6 September - 1 October 2016

Armando Ara’s work has seen some significant stylistic developments in the past two years. His art has always enjoyed a unique combination of traditional Renaissance painting methods but with a modern abstract style. Many who know his work will be familiar with his fluid forms of figures in movement, veiled in mysterious layers of paint and glazes that at the same time obscure and accentuate the physical body and its energy.

 

The Renaissance figure is revisited in this exhibition with some courageous introductions of space – a stylistic feat for any abstract artist to say the least. Armando has now combined the figurative with his customary abstract style.
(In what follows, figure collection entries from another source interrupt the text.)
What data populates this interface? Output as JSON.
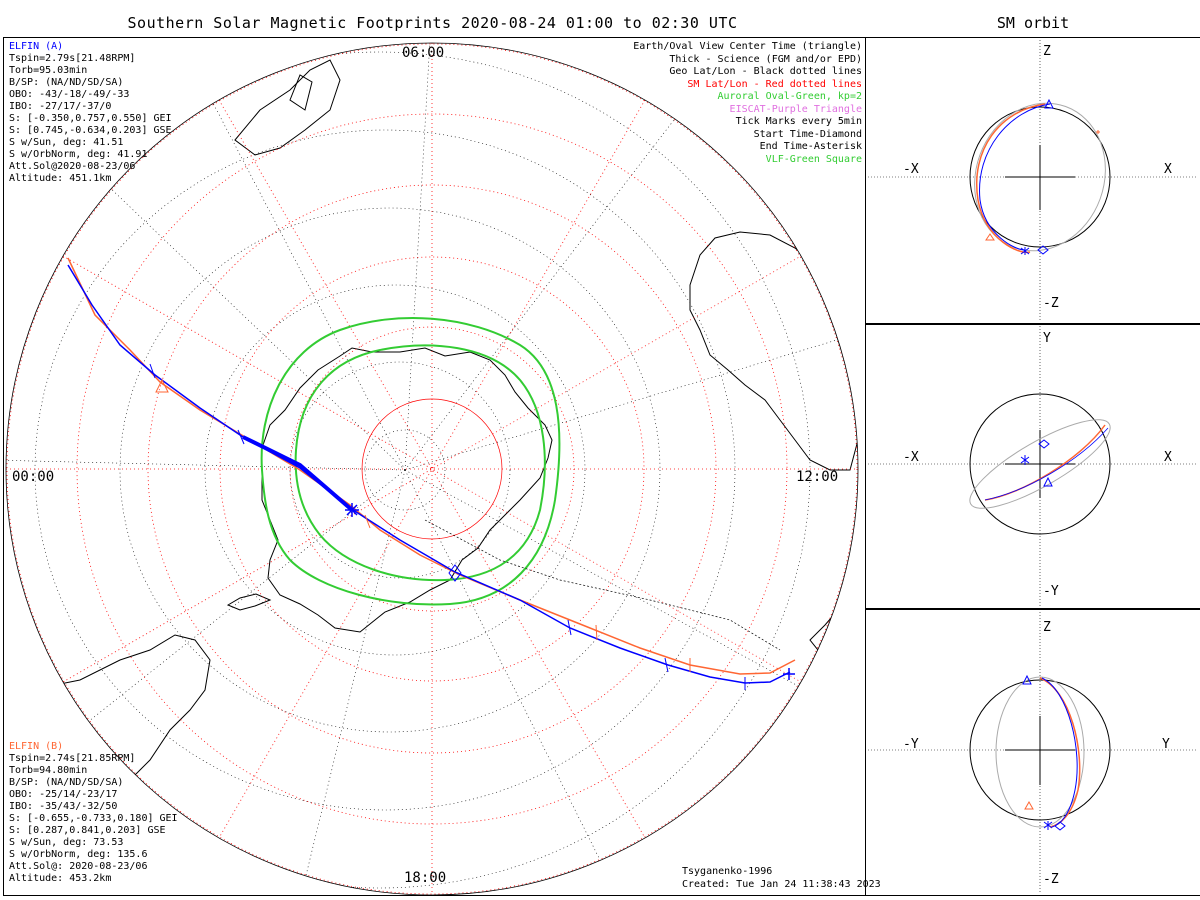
{
  "title": "Southern Solar Magnetic Footprints 2020-08-24 01:00 to 02:30 UTC",
  "sm_title": "SM orbit",
  "hour_labels": {
    "top": "06:00",
    "left": "00:00",
    "right": "12:00",
    "bottom": "18:00"
  },
  "legend": [
    {
      "text": "Earth/Oval View Center Time (triangle)",
      "color": "#000000"
    },
    {
      "text": "Thick - Science (FGM and/or EPD)",
      "color": "#000000"
    },
    {
      "text": "Geo Lat/Lon - Black dotted lines",
      "color": "#000000"
    },
    {
      "text": "SM Lat/Lon - Red dotted lines",
      "color": "#ff0000"
    },
    {
      "text": "Auroral Oval-Green, kp=2",
      "color": "#33cc33"
    },
    {
      "text": "EISCAT-Purple Triangle",
      "color": "#e070e0"
    },
    {
      "text": "Tick Marks every 5min",
      "color": "#000000"
    },
    {
      "text": "Start Time-Diamond",
      "color": "#000000"
    },
    {
      "text": "End Time-Asterisk",
      "color": "#000000"
    },
    {
      "text": "VLF-Green Square",
      "color": "#33cc33"
    }
  ],
  "elfin_a": {
    "name": "ELFIN (A)",
    "color": "#0000ff",
    "lines": [
      "Tspin=2.79s[21.48RPM]",
      "Torb=95.03min",
      "B/SP: (NA/ND/SD/SA)",
      "OBO: -43/-18/-49/-33",
      "IBO: -27/17/-37/0",
      "S: [-0.350,0.757,0.550] GEI",
      "S: [0.745,-0.634,0.203] GSE",
      "S w/Sun, deg: 41.51",
      "S w/OrbNorm, deg: 41.91",
      "Att.Sol@2020-08-23/06",
      "Altitude: 451.1km"
    ]
  },
  "elfin_b": {
    "name": "ELFIN (B)",
    "color": "#ff6633",
    "lines": [
      "Tspin=2.74s[21.85RPM]",
      "Torb=94.80min",
      "B/SP: (NA/ND/SD/SA)",
      "OBO: -25/14/-23/17",
      "IBO: -35/43/-32/50",
      "S: [-0.655,-0.733,0.180] GEI",
      "S: [0.287,0.841,0.203] GSE",
      "S w/Sun, deg: 73.53",
      "S w/OrbNorm, deg: 135.6",
      "Att.Sol@: 2020-08-23/06",
      "Altitude: 453.2km"
    ]
  },
  "footer": {
    "model": "Tsyganenko-1996",
    "created": "Created: Tue Jan 24 11:38:43 2023"
  },
  "panels": [
    {
      "top": "Z",
      "bottom": "-Z",
      "left": "-X",
      "right": "X"
    },
    {
      "top": "Y",
      "bottom": "-Y",
      "left": "-X",
      "right": "X"
    },
    {
      "top": "Z",
      "bottom": "-Z",
      "left": "-Y",
      "right": "Y"
    }
  ],
  "colors": {
    "elfin_a": "#0000ff",
    "elfin_b": "#ff6633",
    "sm_grid": "#ff0000",
    "oval": "#33cc33",
    "geo_grid": "#000000",
    "orbit_back": "#aaaaaa"
  }
}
One only has to read Kandinsky’s reflections on the difficulties of the abstraction of recognisable forms to realise the tremendous artistic challenge that this kind of stylistic coexistence presents on the canvas. Rules of perspective, direction of light, contrast have to govern abstract forms that would have previously been free from any association with space or recognisable forms.The symbolism in Armando’s art is accentuated with this introduction of the figurative.

 

The drawings in The Figure Revisited not only offer intimate insights into the creative processes of Armando’s art but are in their own right meaningful artworks imbued with draughtsmanship skills and intriguing reflections on timeless concepts such as love, hope and the meaning of our existence. In Armando’s art struggle is noble and the protagonist, even in the tragic myth, is not a victim but a hero.